Nvfortran Constant Array Initialization Bug

I’ve encountered an internal compiler error for what seems to be valid according to all other major compilers. The issue is encountered when trying to select along an array axis for constant data

A MWE is:

program check

    implicit none

    integer, parameter :: N = 5
    integer, parameter :: V1(N,4) =   reshape((/0, 0, 0, 1, &
                                                0, 0, 1, 1, &
                                                0, 0, 1, -1, &
                                                4, -1, 0, -1, &
                                                2, -2, 0, 1/), &
                                            shape(V1),order=(/2,1/))
    integer, parameter :: V1COL(N) = V1(:,2)         

    write(*,*) V1COL

end program check

The expected result is:

           0           0           0          -1          -2

For nvfortran, we get the following:

NVFORTRAN-S-0000-Internal compiler error. initialization expression: invalid array subscripts
       5  (/app/example.f90: 12)
  0 inform,   0 warnings,   1 severes, 0 fatal for check
Compiler returned: 2

I’ve tried messing around with different ways of specifying the array subscripts to try and track if it was an issue of how things were specified in its mind, but I haven’t come across something that satisfies.

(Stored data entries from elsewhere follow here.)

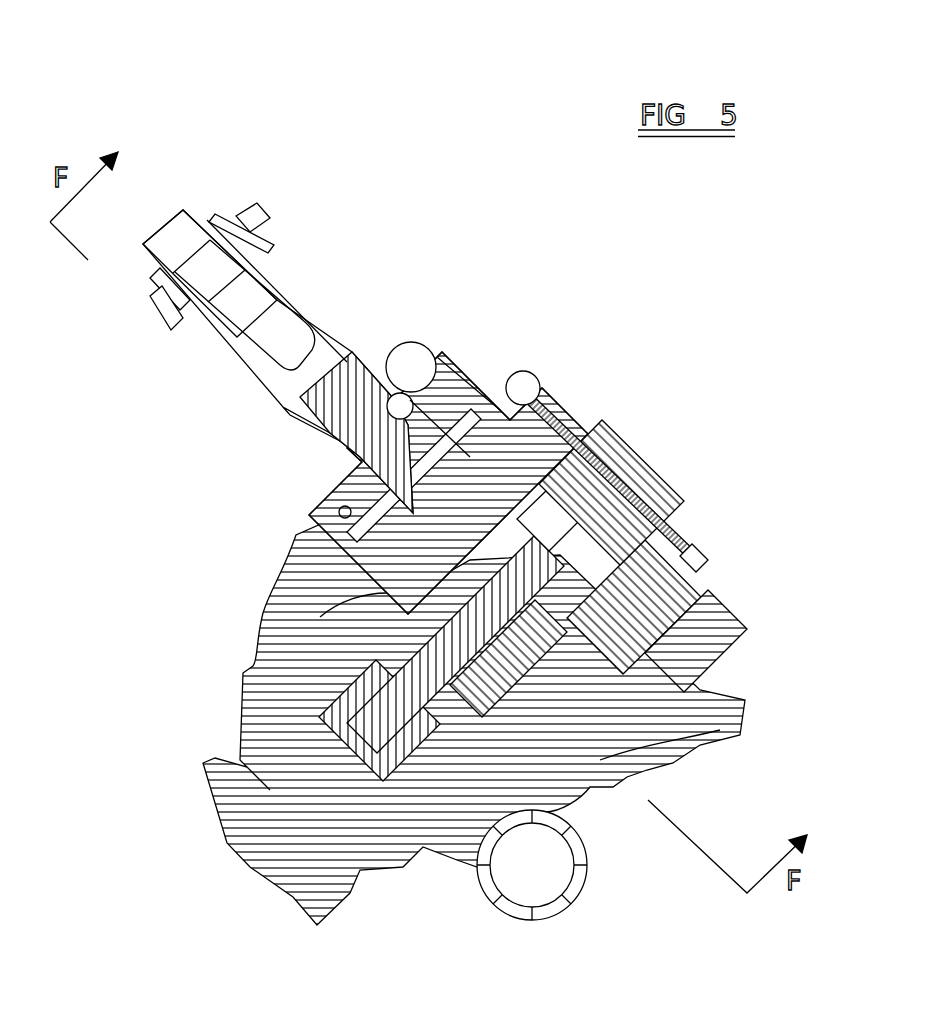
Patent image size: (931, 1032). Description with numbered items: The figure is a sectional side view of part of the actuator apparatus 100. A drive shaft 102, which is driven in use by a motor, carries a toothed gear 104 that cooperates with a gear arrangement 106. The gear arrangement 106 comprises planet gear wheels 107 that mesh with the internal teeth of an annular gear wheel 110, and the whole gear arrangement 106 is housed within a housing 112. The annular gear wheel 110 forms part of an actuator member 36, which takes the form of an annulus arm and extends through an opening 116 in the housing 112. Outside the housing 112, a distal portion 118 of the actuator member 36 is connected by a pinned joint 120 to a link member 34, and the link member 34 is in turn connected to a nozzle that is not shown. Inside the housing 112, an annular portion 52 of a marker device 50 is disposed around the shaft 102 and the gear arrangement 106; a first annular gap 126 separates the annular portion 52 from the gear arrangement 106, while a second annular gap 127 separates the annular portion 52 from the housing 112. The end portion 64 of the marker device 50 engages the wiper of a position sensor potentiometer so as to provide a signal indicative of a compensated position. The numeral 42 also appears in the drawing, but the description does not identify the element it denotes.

The link member 34 is at (165, 225).
The distal portion 118 is at (232, 216).
The pinned joint 120 is at (150, 308).
The actuator member 36 is at (327, 350).
The opening 116 is at (340, 443).
The marker device 50 is at (360, 500).
The annular portion 52 is at (448, 483).
The second annular gap 127 is at (340, 510).
The first annular gap 126 is at (290, 573).
The drive shaft 102 is at (457, 650).
The housing 112 is at (252, 665).
The gear arrangement 106 is at (567, 427).
The planet gear wheels 107 is at (709, 483).
The toothed gear 104 is at (637, 507).
The annular gear wheel 110 is at (700, 603).
The block 42 is at (700, 713).
The end portion 64 is at (673, 763).
The actuator apparatus 100 is at (545, 300).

The attached Godbolt link has a conformance view for other major compilers: link

Thanks for your help

Hi zcobell1,

Thank you for sharing this ICE! I have created an internal report #37108 to report this issue to engineering and hopefully they’ll be able to resolve it!

One quick workaround, of course, is to not make V1COL a parameter, and then to set “V1COL(:) = V1(:,2)” after the declaration section. However, I believe our compiler should handle this piece of code as written, so hopefully engineering can get this cleared up for you quickly!

Thanks again, and feel free to report any other issues you run into!

Cheers,

Seth.

Thanks Seth! We’d implemented a similar runtime workaround. Appreciate you sending this upstream.